Mam filtr z firmy "DAFI", z tego co tu widzę to napisane tu jest: G 3/4". Czyli potrzebuje taki zawór, tylko nie wiem jak do niego założyć później węża. Jak mam dogrzać tą rurkę? Piszesz ze pewnie mam 16/22, ale ja nie wiem jaki mam bo nie wiem co oznaczają te cyfry. =/ (żal, wiem =P)

Opublikowano
Mam filtr z firmy "DAFI", z tego co tu widzę to napisane tu jest: G 3/4". Czyli potrzebuje taki zawór, tylko nie wiem jak do niego założyć później węża. Jak mam dogrzać tą rurkę? Piszesz ze pewnie mam 16/22, ale ja nie wiem jaki mam bo nie wiem co oznaczają te cyfry. =/ (żal, wiem =P)

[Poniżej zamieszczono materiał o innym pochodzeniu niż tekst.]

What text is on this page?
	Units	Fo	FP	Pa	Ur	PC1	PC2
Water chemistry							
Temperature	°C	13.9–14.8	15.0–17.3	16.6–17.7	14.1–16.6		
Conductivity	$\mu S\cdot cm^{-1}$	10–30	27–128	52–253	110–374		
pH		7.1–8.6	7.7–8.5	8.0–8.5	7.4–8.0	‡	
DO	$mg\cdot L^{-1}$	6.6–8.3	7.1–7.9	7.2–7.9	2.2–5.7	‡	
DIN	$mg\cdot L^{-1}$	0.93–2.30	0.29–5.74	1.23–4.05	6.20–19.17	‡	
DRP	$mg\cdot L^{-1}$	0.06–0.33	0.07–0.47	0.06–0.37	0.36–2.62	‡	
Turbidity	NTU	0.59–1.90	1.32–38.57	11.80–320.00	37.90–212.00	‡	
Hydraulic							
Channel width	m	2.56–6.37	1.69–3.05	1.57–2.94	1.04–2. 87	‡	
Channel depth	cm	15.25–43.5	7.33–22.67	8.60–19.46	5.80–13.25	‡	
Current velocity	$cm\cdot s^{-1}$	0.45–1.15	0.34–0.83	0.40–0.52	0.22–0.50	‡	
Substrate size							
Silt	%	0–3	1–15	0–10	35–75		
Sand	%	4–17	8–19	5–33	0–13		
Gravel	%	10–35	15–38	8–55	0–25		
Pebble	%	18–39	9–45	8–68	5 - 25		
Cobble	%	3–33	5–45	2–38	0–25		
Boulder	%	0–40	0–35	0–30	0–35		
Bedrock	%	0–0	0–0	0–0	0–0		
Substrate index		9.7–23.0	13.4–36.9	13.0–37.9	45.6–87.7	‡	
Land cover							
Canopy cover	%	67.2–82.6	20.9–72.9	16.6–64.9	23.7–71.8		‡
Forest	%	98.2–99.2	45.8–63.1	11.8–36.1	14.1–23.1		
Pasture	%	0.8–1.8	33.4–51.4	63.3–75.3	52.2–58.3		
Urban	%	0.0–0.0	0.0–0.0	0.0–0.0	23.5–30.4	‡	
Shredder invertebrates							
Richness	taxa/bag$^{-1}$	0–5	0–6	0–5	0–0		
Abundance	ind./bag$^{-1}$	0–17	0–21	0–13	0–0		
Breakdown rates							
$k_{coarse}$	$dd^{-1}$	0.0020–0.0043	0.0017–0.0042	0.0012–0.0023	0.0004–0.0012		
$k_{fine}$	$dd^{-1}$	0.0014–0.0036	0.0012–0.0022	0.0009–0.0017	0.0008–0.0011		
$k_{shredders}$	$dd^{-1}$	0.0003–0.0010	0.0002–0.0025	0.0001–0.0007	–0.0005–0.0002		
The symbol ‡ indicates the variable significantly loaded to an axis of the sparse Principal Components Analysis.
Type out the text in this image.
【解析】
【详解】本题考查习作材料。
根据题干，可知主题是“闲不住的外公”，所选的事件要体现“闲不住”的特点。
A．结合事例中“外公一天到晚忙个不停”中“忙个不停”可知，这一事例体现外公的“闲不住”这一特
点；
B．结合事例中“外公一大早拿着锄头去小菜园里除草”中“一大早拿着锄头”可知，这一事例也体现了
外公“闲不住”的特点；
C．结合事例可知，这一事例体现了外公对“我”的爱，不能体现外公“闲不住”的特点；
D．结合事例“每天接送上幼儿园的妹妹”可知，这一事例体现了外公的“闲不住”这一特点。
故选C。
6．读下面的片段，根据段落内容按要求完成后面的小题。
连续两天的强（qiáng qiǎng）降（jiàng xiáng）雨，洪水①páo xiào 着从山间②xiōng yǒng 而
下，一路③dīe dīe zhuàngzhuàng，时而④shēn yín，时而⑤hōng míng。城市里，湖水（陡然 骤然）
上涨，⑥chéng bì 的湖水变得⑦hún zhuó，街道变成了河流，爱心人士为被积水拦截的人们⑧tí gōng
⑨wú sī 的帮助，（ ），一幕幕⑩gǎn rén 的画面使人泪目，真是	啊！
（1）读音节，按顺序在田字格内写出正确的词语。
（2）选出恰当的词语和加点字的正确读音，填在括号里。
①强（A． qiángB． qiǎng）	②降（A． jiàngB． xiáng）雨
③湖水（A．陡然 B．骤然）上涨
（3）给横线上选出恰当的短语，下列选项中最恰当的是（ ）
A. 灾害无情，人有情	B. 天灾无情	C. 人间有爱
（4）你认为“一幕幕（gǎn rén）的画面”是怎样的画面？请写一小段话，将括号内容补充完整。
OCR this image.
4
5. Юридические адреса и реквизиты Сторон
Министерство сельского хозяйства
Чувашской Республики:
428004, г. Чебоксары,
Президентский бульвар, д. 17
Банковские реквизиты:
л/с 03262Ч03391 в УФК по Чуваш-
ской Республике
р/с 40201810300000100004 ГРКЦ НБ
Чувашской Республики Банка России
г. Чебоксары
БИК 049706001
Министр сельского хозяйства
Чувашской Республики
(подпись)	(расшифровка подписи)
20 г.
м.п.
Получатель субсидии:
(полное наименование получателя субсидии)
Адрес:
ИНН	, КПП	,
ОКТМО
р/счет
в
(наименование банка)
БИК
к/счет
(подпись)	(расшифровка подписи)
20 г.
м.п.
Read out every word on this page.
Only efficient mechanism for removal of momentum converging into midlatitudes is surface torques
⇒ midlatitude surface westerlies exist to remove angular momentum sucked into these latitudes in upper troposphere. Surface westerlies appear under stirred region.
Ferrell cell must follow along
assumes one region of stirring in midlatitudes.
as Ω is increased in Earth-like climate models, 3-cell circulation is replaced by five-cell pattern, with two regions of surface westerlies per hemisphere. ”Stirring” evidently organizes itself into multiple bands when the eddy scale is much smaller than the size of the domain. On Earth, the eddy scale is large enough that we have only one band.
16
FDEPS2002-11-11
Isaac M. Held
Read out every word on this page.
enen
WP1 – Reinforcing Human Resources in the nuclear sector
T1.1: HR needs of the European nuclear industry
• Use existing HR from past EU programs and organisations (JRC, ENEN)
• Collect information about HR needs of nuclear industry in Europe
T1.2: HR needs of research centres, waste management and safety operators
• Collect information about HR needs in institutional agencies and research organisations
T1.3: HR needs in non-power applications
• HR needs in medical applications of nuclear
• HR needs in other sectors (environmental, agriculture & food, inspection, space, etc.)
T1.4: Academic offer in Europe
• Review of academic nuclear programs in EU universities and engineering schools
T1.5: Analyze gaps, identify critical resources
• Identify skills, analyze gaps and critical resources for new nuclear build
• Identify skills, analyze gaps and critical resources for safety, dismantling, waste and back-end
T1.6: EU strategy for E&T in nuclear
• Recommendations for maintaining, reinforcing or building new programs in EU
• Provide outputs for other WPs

tak potrzebujesz taki zawór...

zawory kup 2 szt, metalowe z gwintem... z jednej strony będzie męski (taki który się wkłada w coś) a z drugiej będzie żeński (taki do którego się coś wkłada) - obie strony z gwintami... jeden zewnętrzny drugi wewnętrzny

do tego kup dwie mufy (taki kawałek rurki 5cm z gwinatami mnęskimi z dwóch stron...)

mufy powkręcaj w zawory - będziesz miał z dwóch stron zaworu męski (gwinty na zewnątrz - z jednej naa zaworze a z drugiej na mufie...)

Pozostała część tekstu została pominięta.